Silly because much of the dispute seems to center around whether the (potentially innocent) prisoner appropriately filed a 1983 claim, instead of a habeas claim. In my mind, a 1983 claim is the more responsible route. A habeas claim would be saying "I am actually innocent, release me," whereas the 1983 claim more appropriately states "I am innocent, but I don't have the evidence to prove it, but such evidence is in the government's possession and they won't give it to me, which violates my rights." This seems the more legally responsible position to take.

If the 9th Cir. is reversed (which may be likely), it will be a shame b/c this entire case can be settled by merely turning over evidence to see if the right person is in jail. If it exonerates him, set him free. If it doesn't, we should all be glad to know the correct person is imprisioned.

Posted by: silly | Feb 20, 2009 7:19:20 PM

I hate to sound like a broken record but no one should be disappointed or surprised. Obama has liberal values but he has always been very conservative about the process. Always. If you haven't figured that out yet, you haven't been paying attention.

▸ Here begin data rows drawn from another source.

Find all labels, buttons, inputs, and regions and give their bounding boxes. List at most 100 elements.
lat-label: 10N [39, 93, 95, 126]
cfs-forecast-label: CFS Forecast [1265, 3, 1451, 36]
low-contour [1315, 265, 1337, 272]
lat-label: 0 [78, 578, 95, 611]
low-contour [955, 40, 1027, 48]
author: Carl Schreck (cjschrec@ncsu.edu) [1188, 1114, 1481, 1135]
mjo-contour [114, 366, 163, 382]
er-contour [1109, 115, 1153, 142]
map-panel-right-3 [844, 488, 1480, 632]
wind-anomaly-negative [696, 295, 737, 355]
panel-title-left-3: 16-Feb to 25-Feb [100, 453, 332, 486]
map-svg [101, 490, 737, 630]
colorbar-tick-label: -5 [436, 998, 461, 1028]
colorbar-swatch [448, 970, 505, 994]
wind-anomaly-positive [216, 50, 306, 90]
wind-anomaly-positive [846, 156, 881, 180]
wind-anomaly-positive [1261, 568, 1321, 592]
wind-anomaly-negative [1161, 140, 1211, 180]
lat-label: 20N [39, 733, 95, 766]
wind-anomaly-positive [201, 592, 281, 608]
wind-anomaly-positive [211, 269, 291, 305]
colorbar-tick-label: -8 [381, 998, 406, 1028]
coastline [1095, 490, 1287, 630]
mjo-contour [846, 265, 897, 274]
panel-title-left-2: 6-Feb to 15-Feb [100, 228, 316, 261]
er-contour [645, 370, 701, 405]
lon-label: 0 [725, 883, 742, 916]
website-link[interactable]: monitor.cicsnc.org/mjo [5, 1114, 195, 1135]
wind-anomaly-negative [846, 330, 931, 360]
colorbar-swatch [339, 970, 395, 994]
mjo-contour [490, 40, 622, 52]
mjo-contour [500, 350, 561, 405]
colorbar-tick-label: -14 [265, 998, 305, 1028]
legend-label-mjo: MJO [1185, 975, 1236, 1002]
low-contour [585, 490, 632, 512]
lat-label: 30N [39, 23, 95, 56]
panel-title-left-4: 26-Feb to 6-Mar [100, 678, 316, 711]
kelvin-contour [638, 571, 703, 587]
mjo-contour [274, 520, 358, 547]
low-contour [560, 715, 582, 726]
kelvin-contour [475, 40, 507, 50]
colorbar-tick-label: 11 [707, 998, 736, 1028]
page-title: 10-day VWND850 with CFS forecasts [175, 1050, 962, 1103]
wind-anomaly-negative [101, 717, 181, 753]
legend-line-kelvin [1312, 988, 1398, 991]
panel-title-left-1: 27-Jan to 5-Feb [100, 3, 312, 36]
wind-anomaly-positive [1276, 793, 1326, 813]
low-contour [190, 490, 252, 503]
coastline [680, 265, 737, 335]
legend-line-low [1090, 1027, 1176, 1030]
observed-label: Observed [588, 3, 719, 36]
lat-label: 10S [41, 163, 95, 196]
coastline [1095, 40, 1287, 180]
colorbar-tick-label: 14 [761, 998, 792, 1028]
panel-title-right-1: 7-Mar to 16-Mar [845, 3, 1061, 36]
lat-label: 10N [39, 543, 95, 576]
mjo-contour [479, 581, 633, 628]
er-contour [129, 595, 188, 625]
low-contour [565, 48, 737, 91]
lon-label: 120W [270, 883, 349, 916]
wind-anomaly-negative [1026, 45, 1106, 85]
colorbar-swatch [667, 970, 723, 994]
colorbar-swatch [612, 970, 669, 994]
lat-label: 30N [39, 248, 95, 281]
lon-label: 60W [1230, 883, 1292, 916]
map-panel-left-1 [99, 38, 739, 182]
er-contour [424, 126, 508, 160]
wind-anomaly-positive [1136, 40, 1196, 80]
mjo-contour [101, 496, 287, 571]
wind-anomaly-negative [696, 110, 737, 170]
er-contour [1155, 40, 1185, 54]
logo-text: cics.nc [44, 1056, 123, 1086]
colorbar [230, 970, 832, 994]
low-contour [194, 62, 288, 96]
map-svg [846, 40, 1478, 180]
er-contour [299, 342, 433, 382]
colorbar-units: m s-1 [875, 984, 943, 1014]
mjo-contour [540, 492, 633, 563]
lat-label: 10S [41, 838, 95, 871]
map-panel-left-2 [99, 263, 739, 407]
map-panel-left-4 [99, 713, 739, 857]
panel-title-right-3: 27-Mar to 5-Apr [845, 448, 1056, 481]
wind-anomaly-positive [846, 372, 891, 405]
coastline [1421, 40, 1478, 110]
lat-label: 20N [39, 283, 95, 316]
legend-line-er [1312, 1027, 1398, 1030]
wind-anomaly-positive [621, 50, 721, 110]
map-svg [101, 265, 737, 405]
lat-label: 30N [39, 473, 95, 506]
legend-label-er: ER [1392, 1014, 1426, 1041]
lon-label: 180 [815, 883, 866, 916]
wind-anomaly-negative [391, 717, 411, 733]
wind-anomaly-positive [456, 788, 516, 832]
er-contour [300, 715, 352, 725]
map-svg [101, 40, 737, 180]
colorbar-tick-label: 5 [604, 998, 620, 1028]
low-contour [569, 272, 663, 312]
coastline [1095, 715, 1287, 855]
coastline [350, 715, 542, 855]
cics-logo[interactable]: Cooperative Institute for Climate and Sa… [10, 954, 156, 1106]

Posted by: Daniel | Feb 20, 2009 7:41:38 PM

Yeah, that Judge Brunetti, he's really known for his "laughable" liberal opinions, isn't he?

Posted by: ORLawyer | Feb 20, 2009 7:49:28 PM

I suspect that the Court's interest in this case has less to do with the DNA issue and more to do with the Court's ongoing interest in delineating the borderlands between 1983 and habeas actions. Anyone else have a similar view? I wonder if that may have influenced the Obama administration's position.

Posted by: 11:33 | Feb 21, 2009 11:33:32 AM

I guess I shouldn't be disillusioned, Obama does not seem to be interested in anything except the economy

Posted by: Ferry County Attorney | Feb 21, 2009 6:13:52 PM

The Obama administration is indeed disappointing, serially so. But Osborne will be affirmed. As a legal question, it's very straightforward. How anybody could read the 9th Circuit's opinion and find it "laughable" is beyond me (is it really so difficult to understand what a "necessary implication" is?). For the Supreme Court to reverse, it will have to make a major doctrinal change in its jurisprudence regarding the line between 1983 and habeas.

Posted by: DK | Feb 22, 2009 1:06:58 AM

Refusing to withdraw/amend the brief is one thing, but it will be interesting to see how the Deputy SG argues it: full-on advocacy? lukewarm, pro forma recitation of arguments from the brief? Chicago-White-Sox-1919 level tanking?

Posted by: Anon | Feb 23, 2009 8:38:27 PM

Guys, Osborne won't even swear under oath that he's innocent.